Carlson noted this week that suicide risks are cumulative.
“What’s the single most frequent problem with marriages dissolving? Finances. And that’s in good times. In tough times it’s heightened. Those problems sometimes lead to substance abuse and depression, and people start to isolate. Those things add up and make suicide much more of a risk,” he said.
When the stock market crashed in 1929, tales were told of businessmen leaping to their deaths from New York high-rises. Most of those stories were myth. What is true, however, is that the highest number of suicides on record in the U.S. occurred in 1933 during the height of the Great Depression.
At greatest risk during such times? Working-age men.
It’s a difficult thing for people to contemplate that someone they love might be having suicidal thoughts.
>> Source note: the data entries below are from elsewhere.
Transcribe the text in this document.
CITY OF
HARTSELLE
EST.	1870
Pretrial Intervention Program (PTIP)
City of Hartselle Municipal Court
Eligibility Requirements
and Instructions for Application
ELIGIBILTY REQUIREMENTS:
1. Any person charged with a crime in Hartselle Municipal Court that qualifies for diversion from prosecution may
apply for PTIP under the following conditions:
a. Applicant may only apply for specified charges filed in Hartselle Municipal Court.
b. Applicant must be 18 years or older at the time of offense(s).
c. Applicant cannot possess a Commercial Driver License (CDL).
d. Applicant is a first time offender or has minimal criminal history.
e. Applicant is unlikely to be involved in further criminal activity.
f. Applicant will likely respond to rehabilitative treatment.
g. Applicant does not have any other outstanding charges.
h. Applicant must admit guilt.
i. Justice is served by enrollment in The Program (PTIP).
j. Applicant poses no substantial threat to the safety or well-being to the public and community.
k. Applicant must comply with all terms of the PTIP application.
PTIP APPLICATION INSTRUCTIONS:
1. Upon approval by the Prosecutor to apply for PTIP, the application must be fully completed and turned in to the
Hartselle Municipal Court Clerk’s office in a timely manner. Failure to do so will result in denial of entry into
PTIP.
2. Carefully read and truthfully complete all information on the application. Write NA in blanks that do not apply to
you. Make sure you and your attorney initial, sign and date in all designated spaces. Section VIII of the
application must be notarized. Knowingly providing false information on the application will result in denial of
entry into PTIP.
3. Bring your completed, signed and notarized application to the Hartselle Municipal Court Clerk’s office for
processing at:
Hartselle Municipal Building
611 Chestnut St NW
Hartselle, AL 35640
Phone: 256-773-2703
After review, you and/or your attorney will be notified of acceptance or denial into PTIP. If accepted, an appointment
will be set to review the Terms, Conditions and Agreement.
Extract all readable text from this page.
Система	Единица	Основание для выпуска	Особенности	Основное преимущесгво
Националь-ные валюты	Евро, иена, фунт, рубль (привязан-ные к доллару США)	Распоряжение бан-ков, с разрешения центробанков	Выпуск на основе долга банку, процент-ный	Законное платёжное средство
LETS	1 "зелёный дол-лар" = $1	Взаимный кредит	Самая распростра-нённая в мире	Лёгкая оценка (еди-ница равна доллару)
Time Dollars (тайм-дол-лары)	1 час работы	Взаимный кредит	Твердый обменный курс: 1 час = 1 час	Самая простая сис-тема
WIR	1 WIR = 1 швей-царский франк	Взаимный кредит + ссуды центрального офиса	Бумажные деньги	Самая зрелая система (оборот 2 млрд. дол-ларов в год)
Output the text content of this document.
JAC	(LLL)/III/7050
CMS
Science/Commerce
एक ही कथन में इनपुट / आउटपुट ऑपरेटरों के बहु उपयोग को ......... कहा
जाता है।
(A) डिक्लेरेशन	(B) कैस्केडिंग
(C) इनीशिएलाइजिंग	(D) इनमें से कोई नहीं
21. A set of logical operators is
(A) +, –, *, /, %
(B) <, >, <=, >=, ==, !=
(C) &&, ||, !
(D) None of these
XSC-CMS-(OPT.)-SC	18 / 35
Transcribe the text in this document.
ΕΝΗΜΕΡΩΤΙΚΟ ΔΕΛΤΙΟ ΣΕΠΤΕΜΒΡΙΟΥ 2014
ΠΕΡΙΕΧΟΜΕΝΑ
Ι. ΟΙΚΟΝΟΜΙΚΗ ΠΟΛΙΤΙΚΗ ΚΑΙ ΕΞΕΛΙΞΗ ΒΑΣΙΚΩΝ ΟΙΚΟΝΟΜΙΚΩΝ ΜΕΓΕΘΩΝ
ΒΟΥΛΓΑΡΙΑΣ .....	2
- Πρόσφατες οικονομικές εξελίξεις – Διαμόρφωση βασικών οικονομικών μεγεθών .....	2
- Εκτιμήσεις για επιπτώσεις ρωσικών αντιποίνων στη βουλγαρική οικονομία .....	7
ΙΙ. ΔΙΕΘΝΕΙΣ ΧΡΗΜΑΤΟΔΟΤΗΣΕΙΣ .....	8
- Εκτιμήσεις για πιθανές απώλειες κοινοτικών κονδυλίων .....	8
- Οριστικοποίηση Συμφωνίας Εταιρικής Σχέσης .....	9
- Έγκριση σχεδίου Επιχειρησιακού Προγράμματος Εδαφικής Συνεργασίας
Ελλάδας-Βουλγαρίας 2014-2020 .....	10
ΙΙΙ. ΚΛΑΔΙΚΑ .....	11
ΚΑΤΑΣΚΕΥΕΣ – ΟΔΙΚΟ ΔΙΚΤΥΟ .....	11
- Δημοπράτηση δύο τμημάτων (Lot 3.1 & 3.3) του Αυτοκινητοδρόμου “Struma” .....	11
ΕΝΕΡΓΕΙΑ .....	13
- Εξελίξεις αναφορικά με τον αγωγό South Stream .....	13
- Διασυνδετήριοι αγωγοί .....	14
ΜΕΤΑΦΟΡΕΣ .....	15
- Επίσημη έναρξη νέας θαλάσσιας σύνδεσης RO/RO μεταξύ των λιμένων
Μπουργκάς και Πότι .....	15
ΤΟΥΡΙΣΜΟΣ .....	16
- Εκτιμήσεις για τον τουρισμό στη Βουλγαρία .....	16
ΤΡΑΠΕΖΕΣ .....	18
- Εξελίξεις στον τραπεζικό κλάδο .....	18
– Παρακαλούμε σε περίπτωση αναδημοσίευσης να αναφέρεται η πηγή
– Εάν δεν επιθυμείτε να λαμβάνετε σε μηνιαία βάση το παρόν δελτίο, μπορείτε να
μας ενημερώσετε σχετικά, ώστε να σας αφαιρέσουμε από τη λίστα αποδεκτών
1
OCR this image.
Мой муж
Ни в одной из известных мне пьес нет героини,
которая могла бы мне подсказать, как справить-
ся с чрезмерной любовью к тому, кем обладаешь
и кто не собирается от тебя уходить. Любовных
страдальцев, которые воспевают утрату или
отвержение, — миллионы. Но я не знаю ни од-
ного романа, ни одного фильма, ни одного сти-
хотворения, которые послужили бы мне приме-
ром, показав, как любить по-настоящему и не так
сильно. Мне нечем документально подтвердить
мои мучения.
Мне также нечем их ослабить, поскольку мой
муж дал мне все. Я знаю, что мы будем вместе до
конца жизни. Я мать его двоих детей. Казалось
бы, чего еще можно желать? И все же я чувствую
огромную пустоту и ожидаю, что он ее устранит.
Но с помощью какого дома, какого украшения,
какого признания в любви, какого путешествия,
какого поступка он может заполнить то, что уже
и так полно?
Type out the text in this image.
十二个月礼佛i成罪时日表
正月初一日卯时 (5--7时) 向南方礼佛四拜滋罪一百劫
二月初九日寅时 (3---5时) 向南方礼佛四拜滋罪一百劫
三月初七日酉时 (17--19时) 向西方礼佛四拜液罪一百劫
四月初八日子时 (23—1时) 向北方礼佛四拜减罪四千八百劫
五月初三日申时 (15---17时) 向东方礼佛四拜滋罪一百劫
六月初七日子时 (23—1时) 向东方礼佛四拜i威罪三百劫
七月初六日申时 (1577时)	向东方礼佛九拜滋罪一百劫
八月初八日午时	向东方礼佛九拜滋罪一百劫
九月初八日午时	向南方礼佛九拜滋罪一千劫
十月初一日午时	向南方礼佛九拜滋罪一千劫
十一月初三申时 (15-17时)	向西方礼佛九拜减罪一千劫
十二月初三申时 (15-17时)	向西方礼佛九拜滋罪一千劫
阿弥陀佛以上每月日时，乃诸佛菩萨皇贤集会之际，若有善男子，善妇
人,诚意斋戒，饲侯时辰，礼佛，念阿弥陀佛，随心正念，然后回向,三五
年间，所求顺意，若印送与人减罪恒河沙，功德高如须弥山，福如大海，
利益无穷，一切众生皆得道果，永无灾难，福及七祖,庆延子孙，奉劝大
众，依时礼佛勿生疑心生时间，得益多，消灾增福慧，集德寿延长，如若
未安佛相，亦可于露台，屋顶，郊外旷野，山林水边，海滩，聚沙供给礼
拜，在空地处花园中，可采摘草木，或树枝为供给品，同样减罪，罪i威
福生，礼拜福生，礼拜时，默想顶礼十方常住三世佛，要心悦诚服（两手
The pain and guilt and unanswered questions can be overwhelming for family members.
It’s important, too, to remember that 99 percent of the people facing tough economic times are not going to choose death by suicide as an option.
But here are a few warning signs if you or someone you know is concerned:
ä Thinking or talking about suicide.
ä An increase in or excessive substance abuse.
ä A sense of purposelessness.
ä Anxiety, agitation and insomnia.
ä Feelings of being trapped.
ä Isolation from friends and family.
ä Becoming unusually angry.
ä Acting reckless.
ä Mood swings.
According to the Association for Suicide Prevention, you should call 911 or seek immediate help from a mental health professional if someone is talking about or threatening to hurt or kill himself; looking for ways to kill himself by seeking access to firearms, pills, etc.; or if someone is talking or writing about death, dying or suicide.
Help also is available by contacting a mental health professional or calling a national suicide hot line at 800-273-TALK or a Maine-based hot line at 888-568-1112.